El documento estadounidense sobre la Estrategia Nacional de Seguridad viene a confirmar lo que ya parecía evidente: Donald Trump quiere modificar el sistema tradicional de alianzas (menos Unión Europea y más Rusia, por ejemplo) y, de paso, seguir usando la presidencia para desarrollar los negocios de su familia y sus amigos. Vladimir Putin, líder de una gigantesca cleptocracia, resulta el socio ideal cuando se trata de ganar pasta.
En el breve librito recién publicado se incluyen también algunas opiniones que ya expresó hace meses el vicepresidente James David Vance: la Unión Europea, viene a decir, se irá al garete por falta de patriotismo, baja natalidad, exceso de inmigración, “censura de la libertad de expresión y supresión de la oposición política”. Resulta pintoresco que el firmante del documento, Donald Trump, caracterizado por intentar silenciar con presiones y pleitos cualquier medio o institución que le critique, diga estas cosas.
Aún así, cabe alguna reflexión. ¿Hay libertad de expresión en Europa y, por centrarnos en lo más próximo, en España?
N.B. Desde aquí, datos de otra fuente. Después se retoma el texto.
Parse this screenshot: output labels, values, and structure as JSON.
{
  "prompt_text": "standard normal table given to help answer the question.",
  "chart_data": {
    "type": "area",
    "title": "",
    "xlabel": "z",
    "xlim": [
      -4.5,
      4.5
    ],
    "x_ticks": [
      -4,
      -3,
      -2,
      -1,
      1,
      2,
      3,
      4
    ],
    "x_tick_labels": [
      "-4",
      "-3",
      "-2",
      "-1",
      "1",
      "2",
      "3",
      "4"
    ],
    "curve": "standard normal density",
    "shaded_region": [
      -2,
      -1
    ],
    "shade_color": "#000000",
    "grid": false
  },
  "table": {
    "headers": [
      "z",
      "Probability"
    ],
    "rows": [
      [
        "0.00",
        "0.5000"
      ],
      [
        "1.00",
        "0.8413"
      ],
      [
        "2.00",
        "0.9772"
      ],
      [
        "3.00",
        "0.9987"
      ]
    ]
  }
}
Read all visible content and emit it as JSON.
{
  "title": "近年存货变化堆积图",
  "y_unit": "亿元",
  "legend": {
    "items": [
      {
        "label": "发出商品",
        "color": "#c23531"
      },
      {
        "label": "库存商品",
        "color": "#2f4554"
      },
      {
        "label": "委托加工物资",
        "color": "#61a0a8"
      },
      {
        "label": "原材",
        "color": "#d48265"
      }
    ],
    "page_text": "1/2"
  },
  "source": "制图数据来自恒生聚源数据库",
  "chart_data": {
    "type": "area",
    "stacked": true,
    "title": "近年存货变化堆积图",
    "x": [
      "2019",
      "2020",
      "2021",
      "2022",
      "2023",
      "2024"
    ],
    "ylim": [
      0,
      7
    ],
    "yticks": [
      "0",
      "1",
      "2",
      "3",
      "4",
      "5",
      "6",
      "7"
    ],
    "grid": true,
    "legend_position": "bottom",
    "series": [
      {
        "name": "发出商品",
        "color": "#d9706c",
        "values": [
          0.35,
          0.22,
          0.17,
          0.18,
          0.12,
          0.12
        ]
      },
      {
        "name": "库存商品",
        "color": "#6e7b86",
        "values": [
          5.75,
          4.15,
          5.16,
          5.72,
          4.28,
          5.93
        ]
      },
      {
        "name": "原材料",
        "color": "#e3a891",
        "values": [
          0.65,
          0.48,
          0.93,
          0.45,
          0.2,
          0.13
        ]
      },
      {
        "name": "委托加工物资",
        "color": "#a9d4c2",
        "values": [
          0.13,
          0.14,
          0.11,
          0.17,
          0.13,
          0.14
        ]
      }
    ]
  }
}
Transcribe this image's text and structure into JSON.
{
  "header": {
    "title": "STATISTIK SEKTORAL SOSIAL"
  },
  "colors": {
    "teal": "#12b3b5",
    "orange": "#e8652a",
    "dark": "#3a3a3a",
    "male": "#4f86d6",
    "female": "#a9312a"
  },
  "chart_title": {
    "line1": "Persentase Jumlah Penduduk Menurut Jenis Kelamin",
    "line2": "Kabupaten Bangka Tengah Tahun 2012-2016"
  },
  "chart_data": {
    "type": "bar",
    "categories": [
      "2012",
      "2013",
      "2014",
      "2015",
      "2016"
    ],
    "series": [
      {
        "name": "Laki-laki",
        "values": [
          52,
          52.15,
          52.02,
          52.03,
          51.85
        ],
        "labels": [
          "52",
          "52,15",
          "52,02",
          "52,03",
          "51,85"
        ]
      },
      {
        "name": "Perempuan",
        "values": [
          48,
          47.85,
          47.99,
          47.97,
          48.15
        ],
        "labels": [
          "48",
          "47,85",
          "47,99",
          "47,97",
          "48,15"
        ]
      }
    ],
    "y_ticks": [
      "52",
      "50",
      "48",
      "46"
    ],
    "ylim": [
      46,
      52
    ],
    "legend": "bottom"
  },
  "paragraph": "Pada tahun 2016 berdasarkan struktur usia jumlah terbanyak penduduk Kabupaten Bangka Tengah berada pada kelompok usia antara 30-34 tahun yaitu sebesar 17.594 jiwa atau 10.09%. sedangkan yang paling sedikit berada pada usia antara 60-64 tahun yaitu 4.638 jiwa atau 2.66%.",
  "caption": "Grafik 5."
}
Al margen de ciertas ñoñerías oficiales, como las recomendaciones sobre qué términos usar al hablar del cáncer, y al margen de una engorrosa propensión a considerar que las emociones privadas han de tener peso en el debate público, la respuesta es “sí”. No hace falta extenderse para explicar lo obvio.
Otra cosa son determinadas reacciones pueriles ante lo que genéricamente denominamos “negacionismo” y abarca cada vez más ámbitos. Creo que la libertad ampara a quien se empeñe en negar que el planeta tiene forma de bola, que las vacunas son eficaces o que el nazismo hizo todo lo que pudo para exterminar a los judíos. Negar lo evidente, o lo empíricamente demostrable, es una forma como cualquier otra de perder el tiempo. Si esa señora que manda en Madrid se empeña en decir que vivimos en una dictadura comunista controlada por ETA, lo más sensato es sentir compasión hacia ella y hacia quienes la creen.
Esta semana, en Sevilla, un grupo de personas trató de boicotear la presentación de un libro en el que, según parece, se intenta demostrar que las denuncias falsas sobre violencia de género no son las 194 que, entre 2009 y 2016, se catalogaron oficialmente como tales, sino más. Es decir, que el porcentaje no sería el 0,01% establecido por la Fiscalía General del Estado, sino superior.
Por inclinación natural y por experiencia, considero higiénico dudar en principio de las cifras oficiales: todos los gobiernos mienten. Dado que en el libro, firmado por el periodista Juan Soto Ivars, no se niega la existencia real de la violencia machista, sino que se discute el volumen de ciertos efectos colaterales de la legislación vigente, no le encuentro inconveniente. Sí encuentro inconveniente cualquier intento de restringir la libertad de expresión.
El otro día, Ione Belarra publicó un mensaje que comenzaba así: “Ojalá la sociedad se pareciera más a una escuela infantil”. Yo creo lo contrario. Ojalá la sociedad se pareciera menos a una escuela infantil (a la que se acude por obligación y donde se canta lo que mandan maestras y maestros) y más a una organización voluntaria de adultos libres, discutidores y respetuosos, donde nada, nada, estuviera libre de crítica.